L’incarnazione di Cristo non è semplicemente il rimedio offerto alla colpa di cui, in Adamo ed Eva, si è macchiata l’umanità, ma il momento culminante del sempiterno disegno del Padre, l’inaudita “rivoluzione” operata nel creato dalla sua tenerezza per la creatura. Cristo è venuto al mondo per dare compimento alla creazione, per instaurare con ogni uomo un dialogo intimo e personale. Per questo l’icona – specchio della redenzione – ha di mira la storia universale, assume come suoi interlocutori Adamo ed Eva, i profeti e i patriarchi, i re e i giudici del popolo ebraico, e addirittura i sapienti e gli oracoli del mondo pagano. E, nel contempo, la quotidianità nascosta della casa di Nazareth e della grotta di Betlemme. Come ha detto papa Francesco, «Maria è colei che sa trasformare una grotta per animali nella casa di Gesù, con alcune povere fasce e una montagna di tenerezza» (Evangelii Gaudium, 286).
“La casa di Gesù”: è la metafora della Chiesa, della comunità cristiana, in quanto luogo dei convocati insieme a rivivere il mistero di Gesù nella loro vita, a essere sua dimora, ognuno secondo un proprio cammino, una propria vocazione. Come dice il beato Isacco della Stella (1100-1169): «Cristo rimase nove mesi nel seno di Maria, rimarrà nel tabernacolo della fede della Chiesa fino alla consumazione dei secoli; e, nella conoscenza e nell’amore dell’anima fedele, per i secoli dei secoli»

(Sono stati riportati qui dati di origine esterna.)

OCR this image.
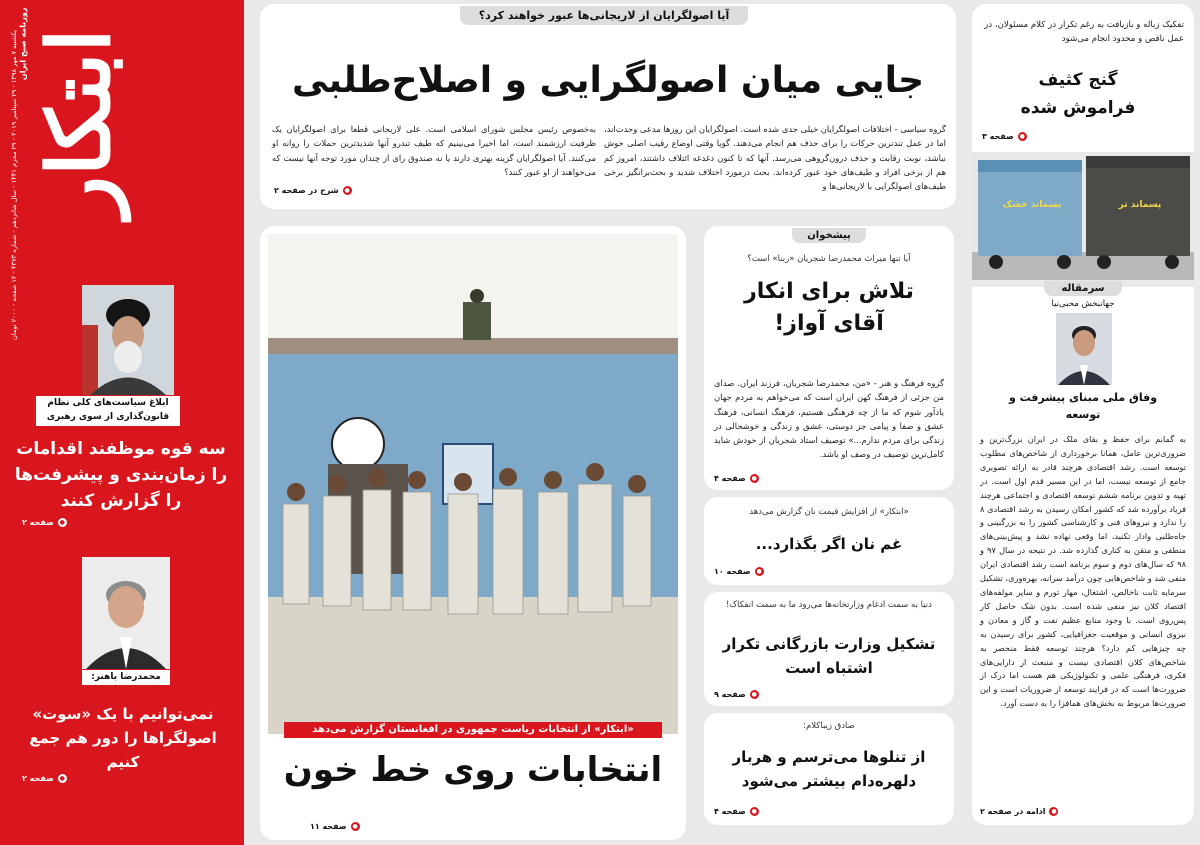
ابتکار
روزنامه صبح ایران
یکشنبه ۷ مهر ۱۳۹۸ - ۲۹ سپتامبر ۲۰۱۹ - ۲۹ محرم ۱۴۴۱ - سال شانزدهم - شماره ۴۳۷۳ - ۱۲ صفحه - ۲۰۰۰ تومان
ابلاغ سیاست‌های کلی نظام قانون‌گذاری از سوی رهبری
سه قوه موظفند اقدامات را زمان‌بندی و پیشرفت‌ها را گزارش کنند
●
صفحه ۲
محمدرضا باهنر:
نمی‌توانیم با یک «سوت» اصولگراها را دور هم جمع کنیم
●
صفحه ۲
آیا اصولگرایان از لاریجانی‌ها عبور خواهند کرد؟
جایی میان اصولگرایی و اصلاح‌طلبی
گروه سیاسی - اختلافات اصولگرایان خیلی جدی شده است. اصولگرایان این روزها مدعی وحدت‌اند، اما در عمل تندترین حرکات را برای حذف هم انجام می‌دهند. گویا وقتی اوضاع رقیب اصلی خوش نباشد، نوبت رقابت و حذف درون‌گروهی می‌رسد. آنها که تا کنون دغدغه ائتلاف داشتند، امروز کم هم از برخی افراد و طیف‌های خود عبور کرده‌اند. بحث درمورد اختلاف شدید و بحث‌برانگیز برخی طیف‌های اصولگرایی با لاریجانی‌ها و
به‌خصوص رئیس مجلس شورای اسلامی است. علی لاریجانی قطعا برای اصولگرایان یک ظرفیت ارزشمند است، اما اخیرا می‌بینیم که طیف تندرو آنها شدیدترین حملات را روانه او می‌کنند. آیا اصولگرایان گزینه بهتری دارند یا نه صندوق رای از چندان مورد توجه آنها نیست که می‌خواهند از او عبور کنند؟
●
شرح در صفحه ۲
«ابتکار» از انتخابات ریاست جمهوری در افغانستان گزارش می‌دهد
انتخابات روی خط خون
●
صفحه ۱۱
پیشخوان
آیا تنها میراث محمدرضا شجریان «ربنا» است؟
تلاش برای انکار آقای آواز!
گروه فرهنگ و هنر - «من، محمدرضا شجریان، فرزند ایران. صدای من جزئی از فرهنگ کهن ایران است که می‌خواهم به مردم جهان یادآور شوم که ما از چه فرهنگی هستیم، فرهنگ انسانی، فرهنگ عشق و صفا و پیامی جز دوستی، عشق و زندگی و خوشحالی در زندگی برای مردم ندارم...» توصیف استاد شجریان از خودش شاید کامل‌ترین توصیف در وصف او باشد.
●
صفحه ۴
«ابتکار» از افزایش قیمت نان گزارش می‌دهد
غم نان اگر بگذارد...
●
صفحه ۱۰
دنیا به سمت ادغام وزارتخانه‌ها می‌رود ما به سمت انفکاک!
تشکیل وزارت بازرگانی تکرار اشتباه است
●
صفحه ۹
صادق زیباکلام:
از تنلوها می‌ترسم و هربار دلهره‌دام بیشتر می‌شود
●
صفحه ۴
تفکیک زباله و بازیافت به رغم تکرار در کلام مسئولان، در عمل ناقص و محدود انجام می‌شود
گنج کثیف فراموش شده
●
صفحه ۳
پسماند خشک	پسماند تر
سرمقاله
جهانبخش محبی‌نیا
وفاق ملی مبنای پیشرفت و توسعه
به گمانم برای حفظ و بقای ملک در ایران بزرگ‌ترین و ضروری‌ترین عامل، همانا برخورداری از شاخص‌های مطلوب توسعه است. رشد اقتصادی هرچند قادر به ارائه تصویری جامع از توسعه نیست، اما در این مسیر قدم اول است. در تهیه و تدوین برنامه ششم توسعه اقتصادی و اجتماعی هرچند فریاد برآورده شد که کشور امکان رسیدن به رشد اقتصادی ۸ را ندارد و نیروهای فنی و کارشناسی کشور را به بزرگبینی و جاه‌طلبی وادار تکنید، اما وقعی نهاده نشد و پیش‌بینی‌های منطقی و متقن به کناری گذارده شد. در نتیجه در سال ۹۷ و ۹۸ که سال‌های دوم و سوم برنامه است رشد اقتصادی ایران منفی شد و شاخص‌هایی چون درآمد سرانه، بهره‌وری، تشکیل سرمایه ثابت ناخالص، اشتغال، مهار تورم و سایر مولفه‌های اقتصاد کلان نیز منفی شده است. بدون شک حاصل کار پس‌روی است. با وجود منابع عظیم نفت و گاز و معادن و نیروی انسانی و موقعیت جغرافیایی، کشور برای رسیدن به چه چیزهایی کم دارد؟ هرچند توسعه فقط منحصر به شاخص‌های کلان اقتصادی نیست و منبعث از دارایی‌های فکری، فرهنگی علمی و تکنولوژیکی هم هست اما درک از ضرورت‌ها است که در فرایند توسعه از ضروریات است و این ضرورت‌ها مربوط به بخش‌های همافزا را به دست آورد.
●
ادامه در صفحه ۲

Come non accorgersi che la «grotta per animali» è la vita disumana che sovente si conduce, nelle periferie materiali ma anche spirituali di oggi, quando tra persone che vivono gomito a gomito, che condividono perfino gli aspetti più intimi del vivere si erigono barriere insormontabili di indifferenza, risentimento, estraneità… La tenerezza di Dio consiste nell’offrire, in Cristo, una casa all’uomo che muore sulla strada, senza patria, senza dimora, nel creare luoghi – fisici e spirituali – dove questi possa sentirsi finalmente a casa propria.